Maintenant que ces pénuries deviennent de plus en plus courantes, Ricardo dit qu’une grande partie de l’attention d’Ally s’est déplacée pour aider les partenaires torréfacteurs à planifier l’avenir. Il ajoute que l’entreprise accueille toute entreprise de café qui n’est pas sûre de ses prochaines étapes.
« Il est temps pour les torréfacteurs de se pencher sur leurs besoins », dit-il. « Soyez réels et ne surcompensez pas. Ne faites pas de prévisions excessives. Chacun doit examiner la demande qu’il a pour les prochains mois, et travailler avec ses importateurs pour comprendre ses besoins.
« Posez des questions comme : ‘De quoi ai-je besoin pour couvrir mes bases pour les six prochains mois à un an ?’. Nous travaillons toujours avec des gens qui demandent des choses comme ça. Notre objectif est de répondre aux besoins des torréfacteurs et de prendre soin d’eux pendant cette période difficile. »
La logistique à l’horizon 2022
La pandémie de Covid-19 a fait des vagues dans le secteur mondial du café, et certains de ses effets à moyen et long terme commencent seulement à se faire sentir.
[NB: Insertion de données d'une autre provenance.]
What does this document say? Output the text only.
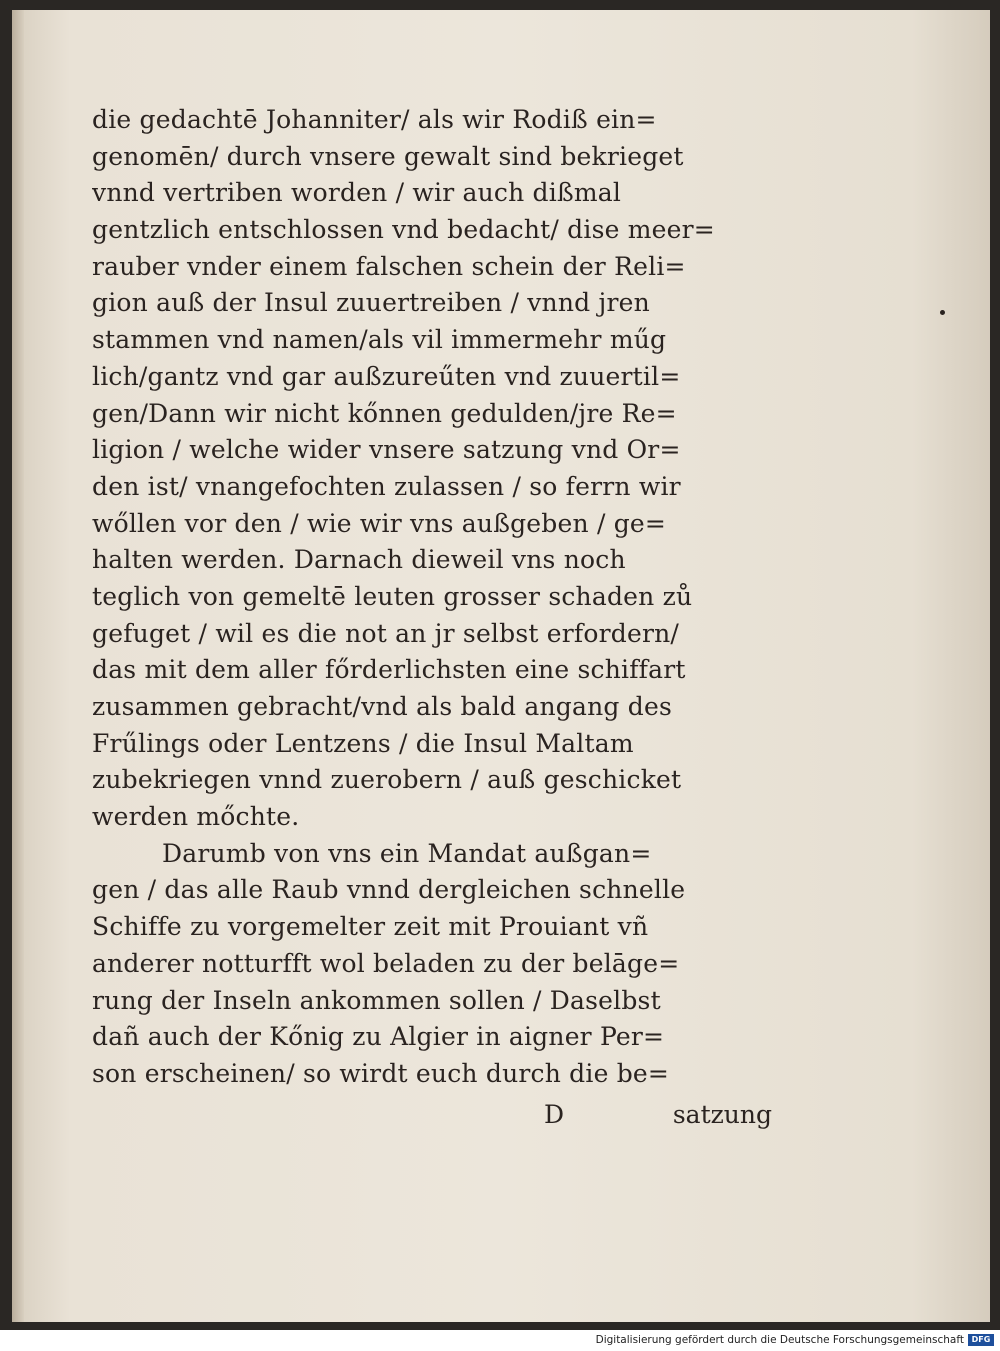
die gedachtē Johanniter/ als wir Rodiß ein=
genomēn/ durch vnsere gewalt sind bekrieget
vnnd vertriben worden / wir auch dißmal
gentzlich entschlossen vnd bedacht/ dise meer=
rauber vnder einem falschen schein der Reli=
gion auß der Insul zuuertreiben / vnnd jren
stammen vnd namen/als vil immermehr műg
lich/gantz vnd gar außzureűten vnd zuuertil=
gen/Dann wir nicht kőnnen gedulden/jre Re=
ligion / welche wider vnsere satzung vnd Or=
den ist/ vnangefochten zulassen / so ferrn wir
wőllen vor den / wie wir vns außgeben / ge=
halten werden. Darnach dieweil vns noch
teglich von gemeltē leuten grosser schaden zů
gefuget / wil es die not an jr selbst erfordern/
das mit dem aller főrderlichsten eine schiffart
zusammen gebracht/vnd als bald angang des
Frűlings oder Lentzens / die Insul Maltam
zubekriegen vnnd zuerobern / auß geschicket
werden mőchte.
Darumb von vns ein Mandat außgan=
gen / das alle Raub vnnd dergleichen schnelle
Schiffe zu vorgemelter zeit mit Prouiant vñ
anderer notturfft wol beladen zu der belāge=
rung der Inseln ankommen sollen / Daselbst
dañ auch der Kőnig zu Algier in aigner Per=
son erscheinen/ so wirdt euch durch die be=
D	satzung
Digitalisierung gefördert durch die Deutsche Forschungsgemeinschaft DFG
Les problèmes logistiques semblent être là pour rester au moins pour les prochains mois, ce qui signifie plus de difficultés pour les torréfacteurs et les acheteurs de café vert.
« Les spécialistes de la logistique et les transitaires semblent penser que nous ne verrons pas de grande amélioration avant la fin de 2022 », me dit Ricardo.
Danilo, quant à lui, souligne que le chemin de la reprise est encore long pour le secteur de la logistique après ces défis.
Il déclare : « Relancer l’économie après une pandémie et une récession n’a pas été et ne sera pas simple.
« Des centaines de milliers de petites et grandes entreprises doivent rouvrir, des millions de travailleurs licenciés doivent trouver de nouveaux employeurs et les fabricants doivent remettre en service les chaînes de production qui ont tourné au ralenti pendant la pandémie. De tels changements prennent du temps. »
En fin de compte, il est rafraîchissant de voir que cette incertitude est affrontée avec résilience par des milliers d’entreprises de café dans le monde.
En forgeant des relations solides avec leurs partenaires nationaux et internationaux, les torréfacteurs, les cafés et les négociants se préparent tous à un avenir qui dépasse ces problèmes.